When Borderlands first released in 2009, it effectively invented the shooter-looter genre, ingeniously combining the fast-paced fun of FPS gaming with the dopamine-fueled loot grind of RPGs and MMOs. It was a revelation with its gorgeous cel-shaded art style and politically incorrect brand of humor, and one of the most memorable games of that era.
But ten years later, not much has changed. Borderlands 3 is the latest installment of the franchise and, as advertised, it’s bigger, better, and more bombastic than ever, but at its core, it’s essentially the same game.
That cel-shaded art style still looks great, but after countless other titles have used a similar look, it doesn’t have the same impact as before. The series’ lowbrow humor is basically the same too, and if you found it funny then, you’ll find it funny now, but it relies a little too much on memes and South Park-style innuendo to be truly commendable.
The storyline is pretty much the same too: You’re a vault hunter looking for a mythical vault filled to the brim with alien technology. Sure, this time, you get to travel to other planets looking for other vaults, but it’s basically the same thing you’ve already done twice over (three times if you played the pre-sequel).
Twice the antagonism, half the charisma
In Borderlands 2, I didn’t mind the rehashed storyline because the game’s antagonist — Handsome Jack — was so damn charismatic; it was a real delight anytime he showed up. For 3, Gearbox has gone in the complete opposite direction, with a pair of twin antagonists — Troy and Tyreen Calypso — who have somehow managed to supplant Claptrap as the most annoying characters in the series.
The pair lead a cult of personality that has enthralled all of the bandits on Pandora. They recruit followers through live streams and are basically Gearbox’s take on Instagram influencers and YouTube celebrities. They’re meant to annoy you, and sure enough, I found myself really wanting to kill them anytime they showed up, so in that aspect, they succeed as villains, but I didn’t enjoy their frequent appearances in the same way I did with Jack.
As you carve your bloody path of destruction towards the final showdown you’ll run into all sorts of other bosses along the way.
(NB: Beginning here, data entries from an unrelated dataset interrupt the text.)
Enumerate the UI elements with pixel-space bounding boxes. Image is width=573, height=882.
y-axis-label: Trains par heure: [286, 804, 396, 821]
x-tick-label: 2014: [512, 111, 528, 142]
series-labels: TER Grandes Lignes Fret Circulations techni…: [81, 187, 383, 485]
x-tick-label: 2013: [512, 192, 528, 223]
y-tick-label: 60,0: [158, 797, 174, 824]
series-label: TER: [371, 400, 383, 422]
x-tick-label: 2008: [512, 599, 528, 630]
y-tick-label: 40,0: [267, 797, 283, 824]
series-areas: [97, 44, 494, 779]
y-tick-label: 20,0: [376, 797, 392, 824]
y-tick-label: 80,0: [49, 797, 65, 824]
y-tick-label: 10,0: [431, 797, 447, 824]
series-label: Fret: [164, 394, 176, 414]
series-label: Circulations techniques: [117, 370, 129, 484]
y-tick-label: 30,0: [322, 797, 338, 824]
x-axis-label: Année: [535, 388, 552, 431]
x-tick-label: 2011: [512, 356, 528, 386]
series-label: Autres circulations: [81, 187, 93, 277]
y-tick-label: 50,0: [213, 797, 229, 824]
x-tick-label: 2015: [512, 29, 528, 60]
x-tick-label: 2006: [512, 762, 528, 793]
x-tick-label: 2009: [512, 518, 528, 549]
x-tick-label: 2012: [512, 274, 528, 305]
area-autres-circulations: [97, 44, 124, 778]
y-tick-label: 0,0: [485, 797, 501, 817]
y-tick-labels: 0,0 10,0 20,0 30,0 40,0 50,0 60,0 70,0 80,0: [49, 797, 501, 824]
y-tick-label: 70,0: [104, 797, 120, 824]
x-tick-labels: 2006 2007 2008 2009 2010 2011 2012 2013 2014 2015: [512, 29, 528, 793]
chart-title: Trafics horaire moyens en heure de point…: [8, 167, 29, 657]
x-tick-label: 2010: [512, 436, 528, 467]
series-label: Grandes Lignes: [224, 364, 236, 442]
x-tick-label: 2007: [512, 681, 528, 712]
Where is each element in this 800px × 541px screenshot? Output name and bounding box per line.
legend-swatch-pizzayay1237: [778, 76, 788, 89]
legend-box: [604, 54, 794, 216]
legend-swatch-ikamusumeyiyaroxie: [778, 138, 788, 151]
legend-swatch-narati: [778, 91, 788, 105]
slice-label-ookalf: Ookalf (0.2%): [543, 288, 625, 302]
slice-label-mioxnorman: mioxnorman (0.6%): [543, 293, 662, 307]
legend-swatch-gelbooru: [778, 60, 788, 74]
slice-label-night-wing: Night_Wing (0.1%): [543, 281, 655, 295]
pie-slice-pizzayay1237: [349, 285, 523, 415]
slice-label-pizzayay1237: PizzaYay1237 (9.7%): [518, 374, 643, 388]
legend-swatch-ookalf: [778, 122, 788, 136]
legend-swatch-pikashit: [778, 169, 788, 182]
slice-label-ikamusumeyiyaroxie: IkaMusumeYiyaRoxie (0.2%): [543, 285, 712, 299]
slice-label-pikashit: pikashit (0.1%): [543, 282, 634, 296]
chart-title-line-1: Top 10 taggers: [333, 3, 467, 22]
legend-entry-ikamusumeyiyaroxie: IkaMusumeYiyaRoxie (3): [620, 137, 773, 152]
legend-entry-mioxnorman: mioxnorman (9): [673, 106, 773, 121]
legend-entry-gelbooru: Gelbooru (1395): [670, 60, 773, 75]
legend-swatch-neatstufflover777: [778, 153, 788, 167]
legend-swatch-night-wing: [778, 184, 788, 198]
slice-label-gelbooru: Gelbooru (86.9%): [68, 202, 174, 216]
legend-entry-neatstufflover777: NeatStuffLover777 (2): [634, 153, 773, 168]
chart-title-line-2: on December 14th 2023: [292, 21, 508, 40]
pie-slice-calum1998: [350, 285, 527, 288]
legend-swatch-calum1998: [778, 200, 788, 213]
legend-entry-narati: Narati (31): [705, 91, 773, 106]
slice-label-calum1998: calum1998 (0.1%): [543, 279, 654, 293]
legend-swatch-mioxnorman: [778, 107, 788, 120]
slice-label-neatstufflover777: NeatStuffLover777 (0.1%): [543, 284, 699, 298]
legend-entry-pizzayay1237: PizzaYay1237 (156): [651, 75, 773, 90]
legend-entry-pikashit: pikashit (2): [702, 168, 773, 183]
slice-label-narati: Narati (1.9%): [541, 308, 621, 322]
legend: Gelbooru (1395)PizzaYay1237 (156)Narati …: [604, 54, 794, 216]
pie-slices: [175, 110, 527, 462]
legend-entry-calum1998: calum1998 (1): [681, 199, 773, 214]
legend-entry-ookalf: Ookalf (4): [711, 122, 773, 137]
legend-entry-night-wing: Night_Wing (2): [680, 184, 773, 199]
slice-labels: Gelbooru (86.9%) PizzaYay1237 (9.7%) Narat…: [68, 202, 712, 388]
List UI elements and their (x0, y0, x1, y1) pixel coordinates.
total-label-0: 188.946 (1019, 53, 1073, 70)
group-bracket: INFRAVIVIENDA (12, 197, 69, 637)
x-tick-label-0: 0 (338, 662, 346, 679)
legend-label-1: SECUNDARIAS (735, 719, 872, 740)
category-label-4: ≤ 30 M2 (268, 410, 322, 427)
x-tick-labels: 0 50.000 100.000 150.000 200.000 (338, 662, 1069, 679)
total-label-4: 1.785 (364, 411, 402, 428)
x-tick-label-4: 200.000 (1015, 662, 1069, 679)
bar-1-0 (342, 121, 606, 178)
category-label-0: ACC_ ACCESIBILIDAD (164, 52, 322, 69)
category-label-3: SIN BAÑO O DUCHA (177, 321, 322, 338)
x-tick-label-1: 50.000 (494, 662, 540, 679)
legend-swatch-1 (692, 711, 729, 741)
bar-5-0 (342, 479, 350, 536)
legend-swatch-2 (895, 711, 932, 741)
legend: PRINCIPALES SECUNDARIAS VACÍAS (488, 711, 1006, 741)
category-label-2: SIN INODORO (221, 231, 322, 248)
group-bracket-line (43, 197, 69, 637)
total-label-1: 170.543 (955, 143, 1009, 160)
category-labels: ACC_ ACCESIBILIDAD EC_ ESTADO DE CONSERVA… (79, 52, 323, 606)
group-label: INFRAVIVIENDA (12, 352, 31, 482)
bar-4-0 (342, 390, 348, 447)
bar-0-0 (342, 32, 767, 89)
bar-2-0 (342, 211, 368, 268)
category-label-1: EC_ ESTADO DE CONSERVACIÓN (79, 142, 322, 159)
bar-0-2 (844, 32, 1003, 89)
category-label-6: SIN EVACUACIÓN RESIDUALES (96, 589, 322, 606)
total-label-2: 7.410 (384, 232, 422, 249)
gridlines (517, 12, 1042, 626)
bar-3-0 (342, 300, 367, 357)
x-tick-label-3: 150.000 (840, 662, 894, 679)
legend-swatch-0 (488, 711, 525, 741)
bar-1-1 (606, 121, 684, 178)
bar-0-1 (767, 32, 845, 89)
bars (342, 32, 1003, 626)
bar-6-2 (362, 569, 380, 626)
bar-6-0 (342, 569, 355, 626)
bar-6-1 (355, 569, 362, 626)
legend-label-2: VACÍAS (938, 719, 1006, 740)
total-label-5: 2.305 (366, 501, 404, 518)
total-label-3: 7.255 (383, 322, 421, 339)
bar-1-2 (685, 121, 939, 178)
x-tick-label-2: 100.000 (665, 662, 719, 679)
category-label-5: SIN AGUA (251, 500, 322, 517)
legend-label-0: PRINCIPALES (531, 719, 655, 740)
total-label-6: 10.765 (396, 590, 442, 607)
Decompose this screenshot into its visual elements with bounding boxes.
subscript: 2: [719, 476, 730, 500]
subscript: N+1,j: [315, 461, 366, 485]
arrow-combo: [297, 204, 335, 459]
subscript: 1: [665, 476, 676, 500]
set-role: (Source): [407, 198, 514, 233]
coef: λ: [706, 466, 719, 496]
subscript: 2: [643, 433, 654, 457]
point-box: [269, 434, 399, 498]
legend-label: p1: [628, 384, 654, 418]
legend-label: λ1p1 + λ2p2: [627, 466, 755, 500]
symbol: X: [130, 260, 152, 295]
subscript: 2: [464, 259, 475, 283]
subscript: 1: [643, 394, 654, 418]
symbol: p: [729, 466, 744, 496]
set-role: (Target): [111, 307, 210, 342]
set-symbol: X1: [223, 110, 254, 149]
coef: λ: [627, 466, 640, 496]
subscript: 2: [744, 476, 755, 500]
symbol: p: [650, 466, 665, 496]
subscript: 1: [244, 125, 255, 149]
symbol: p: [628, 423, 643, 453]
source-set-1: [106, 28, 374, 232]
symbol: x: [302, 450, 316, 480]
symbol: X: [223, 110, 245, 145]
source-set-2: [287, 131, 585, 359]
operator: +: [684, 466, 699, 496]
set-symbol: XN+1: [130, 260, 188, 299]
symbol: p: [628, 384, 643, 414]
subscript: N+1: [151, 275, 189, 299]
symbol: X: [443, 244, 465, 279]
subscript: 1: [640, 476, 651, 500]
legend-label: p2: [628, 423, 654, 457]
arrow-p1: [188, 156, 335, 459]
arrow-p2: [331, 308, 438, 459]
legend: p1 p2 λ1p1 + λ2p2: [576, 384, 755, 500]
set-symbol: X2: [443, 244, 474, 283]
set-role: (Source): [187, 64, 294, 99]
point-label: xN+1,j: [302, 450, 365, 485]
Some boss fights are incredible, like the bullet hell boss that is The Rampager, or the fiendishly difficult arena fight against electricity-junkie, Killavolt, but just as many are forgettable don’t-stand-in-the-fire while shooting-the-glowing-red-weak-spot affairs.
You’ve been bamboozled
As with all Borderland games, there are four vault hunters to choose from, each with their own elaborate skill trees filled with different perks and abilities for you to customize.
There’s Amara, the Siren, who has a host of magical abilities that let her grab enemies from afar or fly into the air and slam the ground beneath her. FL4K, the robot Beastmaster, who has a stable of not-quite-so-cuddly pets that he can send into battle. Moze, the Gunner, who gets to summon a giant mech, complete with a variety of assorted weaponry to choose from. And Zane, the Operative, who has an arsenal of gadgets including a drone, clone, and a shield barrier, to trick, confuse, and bamboozle enemies.
All four classes are fun to play, but despite the impressive amount of skill tree customization, gameplay tends to devolve into just activating your action skill whenever its off cooldown.
Zane has the unique ability to replace his grenade skill with a second action skill, which opens up some interesting gameplay mechanics, and I can’t help but feel that all of the other classes would benefit from the same level of versatility.
Bazillions of guns, but good luck sorting through them
As a shooter-looter game, loot is obviously one of the most important parts of the game. The game has billions of guns with various status effects and perks to choose from, and there’s nothing more satisfying than finding a legendary gun from your favorite manufacturer with good stats and a badass status effect.
Unfortunately, while the game succeeds in giving you tons of loot to choose from, actually sorting through that loot is a complete nightmare. Inventory management is overly cluttered and each gun comes attached with so many numbers it’s often hard to tell which is better.
Overly-complicated menus aren’t restricted to just inventory management either — trying to navigate the fast-travel system is just as infuriating. From Sanctuary (your spaceship home base), fast-traveling to your last destination requires you to go to the map screen, then go to the orbit screen, then find the planet you were on, then find the zone you were in, then find the fast-travel point in that zone, then select it and hold E to fast travel.
Borderlands 3 is a fun, fast-paced action-packed game, but it doesn’t deviate much from its predecessors, or really provide anything we haven’t seen before. If you liked Borderlands 1 and 2, you’ll like Borderlands 3, but while I had a lot of fun playing Borderlands 3, it felt too much like a trip down memory lane.
Verdict: The Expendables 3 of video games: fun, flashy, full of explosions, and starring all of your favorite characters in cameo roles, but lacking in substance and not much different from the first two entries.